For citizens and taxpayers hoping to learn about the quality of Illinois state government finances, 2019 has been a long, long wait. Illinois still hasn’t issued audited financial statements for fiscal 2018, which ended June 30 last year. In other words, the latest year for which we have audited financial statements ended more than two years ago.
Speaking of a long wait, and state government, I’ve been on hold now for more than five minutes. I’m not calling to try to get that report again. I’m actually calling the Illinois Department of Employment Security. I’m trying to find out how much money has been paid in unemployment insurance taxes on my behalf in my lifetime, and how much money, if any, I ever get back for this “insurance.” A topic for another day.
In the forthcoming (hopefully) Illinois annual financial report, Illinois will finally report an OPEB liability on its balance sheet for the first time. “OPEB” stands for “Other Post-Employment Benefits,” principally retiree health care benefit payments but also including things such as life insurance benefits. For decades, just like pensions, state and local governments distributed OPEB promises without funding the benefits, leading to massive liabilities that the Governmental Accounting Standards Board (GASB) allowed governments to accumulate off the balance sheet.

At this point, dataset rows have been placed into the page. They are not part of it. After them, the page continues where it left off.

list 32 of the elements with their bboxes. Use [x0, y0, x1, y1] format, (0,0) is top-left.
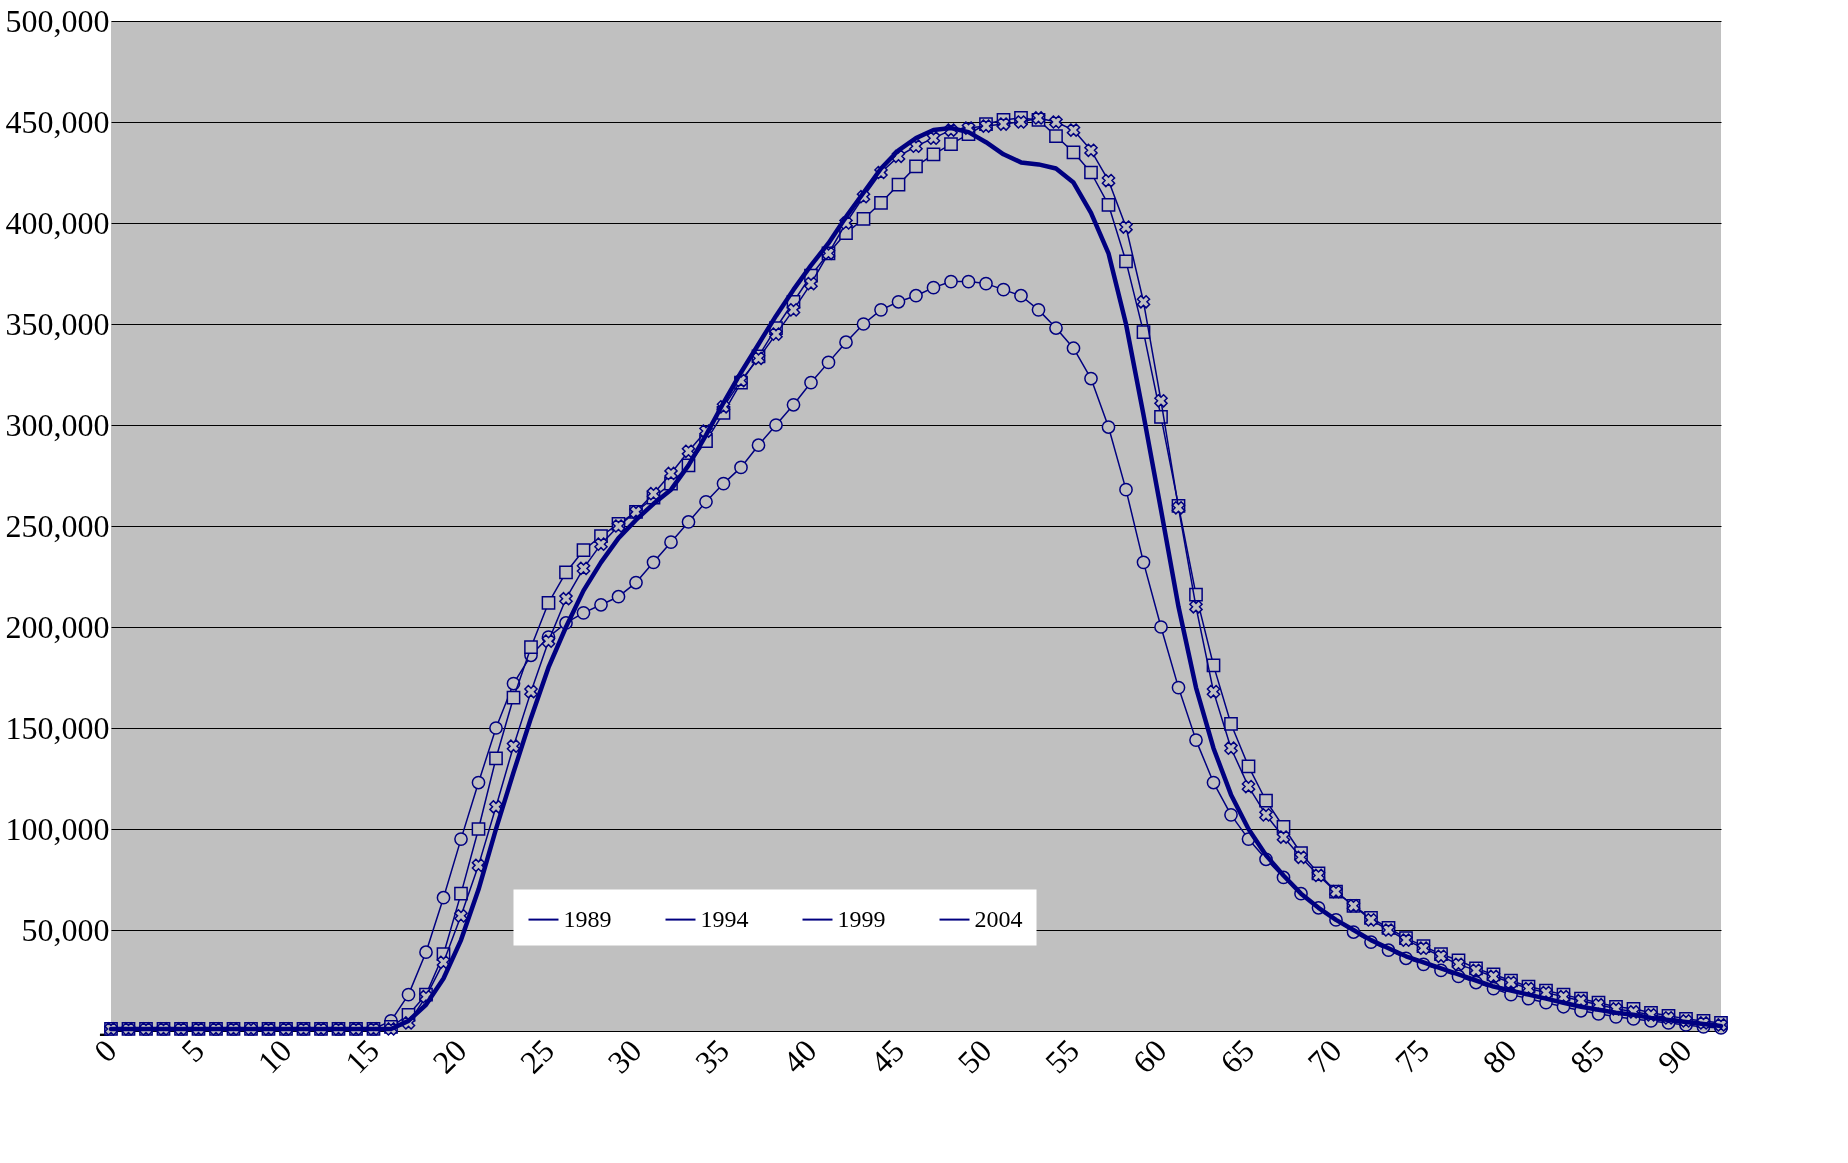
x-tick-label: 60 [1125, 1032, 1174, 1081]
x-tick-label: 55 [1037, 1032, 1087, 1081]
y-tick-label: 50,000 [21, 911, 110, 948]
x-tick-label: 40 [775, 1032, 824, 1081]
x-tick-label: 50 [950, 1032, 999, 1081]
x-tick-label: 85 [1562, 1032, 1612, 1081]
x-tick-label: 80 [1475, 1032, 1524, 1081]
y-tick-label: 100,000 [5, 810, 110, 847]
x-tick-label: 65 [1212, 1032, 1262, 1081]
y-tick-label: 500,000 [5, 2, 110, 39]
x-tick-label: 15 [337, 1032, 387, 1081]
x-tick-label: 10 [250, 1032, 299, 1081]
x-tick-label: 35 [687, 1032, 737, 1081]
y-tick-label: 200,000 [5, 608, 110, 645]
y-tick-label: 400,000 [5, 204, 110, 241]
y-tick-label: 350,000 [5, 305, 110, 342]
x-tick-label: 90 [1650, 1032, 1699, 1081]
x-tick-label: 30 [600, 1032, 649, 1081]
x-tick-label: 45 [862, 1032, 912, 1081]
y-tick-label: 250,000 [5, 507, 110, 544]
x-tick-label: 5 [174, 1032, 212, 1069]
x-tick-label: 25 [512, 1032, 562, 1081]
legend-label: 1999 [837, 905, 886, 932]
y-tick-label: 300,000 [5, 406, 110, 443]
x-tick-label: 70 [1300, 1032, 1349, 1081]
x-tick-label: 75 [1387, 1032, 1437, 1081]
x-tick-label: 20 [425, 1032, 474, 1081]
y-tick-label: 450,000 [5, 103, 110, 140]
legend-label: 1994 [700, 905, 749, 932]
legend-label: 1989 [563, 905, 612, 932]
y-tick-label: 150,000 [5, 709, 110, 746]
legend-label: 2004 [974, 905, 1023, 932]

Until the latest fiscal year, when Illinois will finally be reporting that debt on its balance sheet. We’ve been recasting state and local government balance sheets for years at Truth in Accounting to include our estimate for both pension and OPEB debts, which are now arriving on reported balance sheets with the thud of billions and billions of dollars.
Here’s a chart comparing OPEB debts for Illinois, Indiana and Michigan since 2009, based on underlying actuarial and other reports. This chart is created using Truth in Accounting’s State Data Lab, which allows you to create and share charts with others. You can see Illinois’ OPEB running above $50 billion in 2017.
In turn, coincidentally or otherwise, here’s a look at the share of outbound moves for Illinois, Indiana and Michigan reported in United Van Lines’ annual migration study. Illinois, one of the most indebted state governments in the nation, has fewer and fewer stones to try to draw blood from.